Je restai debout, mon corps droit comme une flèche. Mon regard se baissa un instant vers mes souliers. Ils étaient noirs, sévères. Le jour les aurait détestés.

Je levai les yeux.

Cela faisait longtemps que les fleurs avaient fané. Elles étaient posées sur le petit meuble de marbre, dans un vase sans eau, leurs pétales en maigres boules sèches. Les épines sur les tiges avaient noirci. J'avais offert les fleurs un treize décembre. Mille neuf cent quelque chose. Le jour y avait collé les épines à la glue.

J'inspirai. Lentement, le chemin qui menait à la salle d'eau me revenait.
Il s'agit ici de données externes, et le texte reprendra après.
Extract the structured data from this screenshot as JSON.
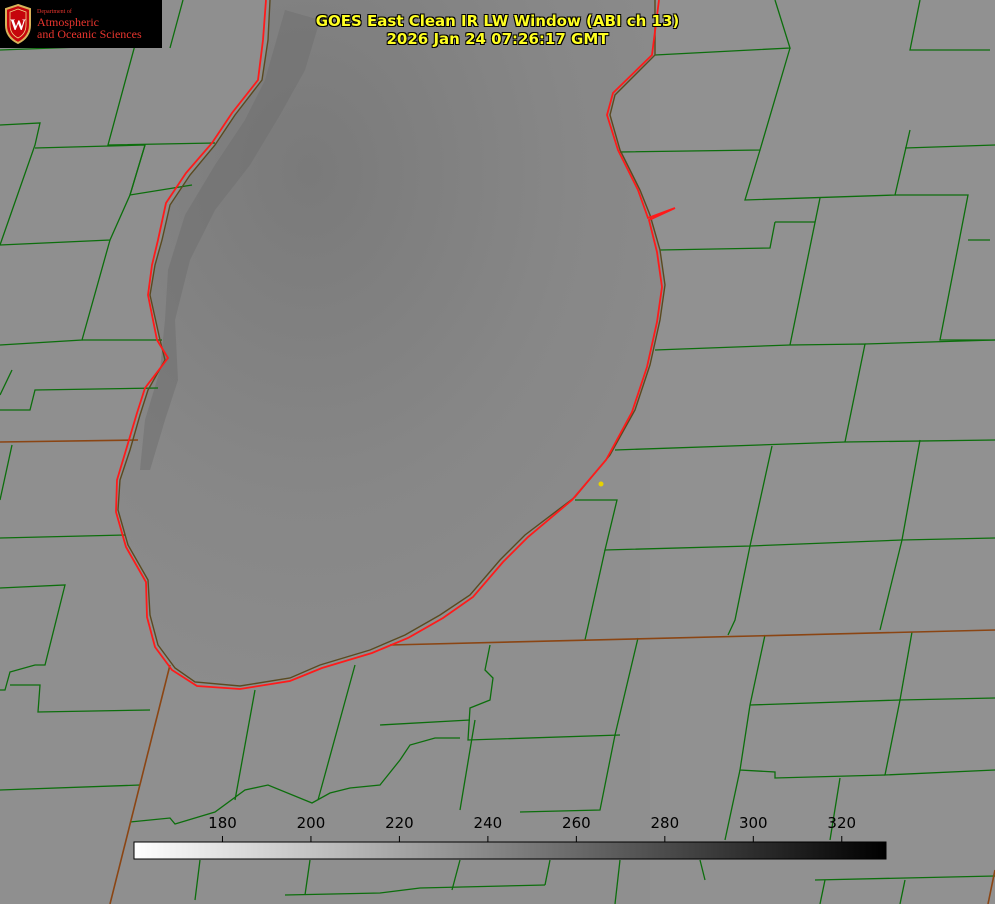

Je glissai mes pas contre le sol, puis me lavai les mains. L'eau coulait sur mes poignets. Je sentais un grondement terrible déborder, dans chaque angle de mon corps, un mugissement affreux qui tremblait à chaque souffle.

J'étais laide. Mes lèvres étaient retroussées, et mes mains blanches sous le poids de la mort. Le rouge contre mes seins, mes hanches, découpait les courbes de mon corps. J'étais géométrie. Épingle. Épine. Lame.

J'ai ôté mes souliers. Je ne voulais pas froisser le jour lors de sa mort. Cette nuit-là, c'était l'anniversaire de nos silences.

Mille fois j'avais prié sur l'autel de nos mensonges, détresse au creux du cou, la misère trouant mes paumes.

Je fermai les yeux. La lutte commençait. Les portes des souvenirs s'ouvraient dans un grand courant d'air.

Dans un angle de la pièce, le temps me jetait des yeux furieux, mais malade et vieux qu'il était, je lui avais seulement sourit. Il avait viré Rouge.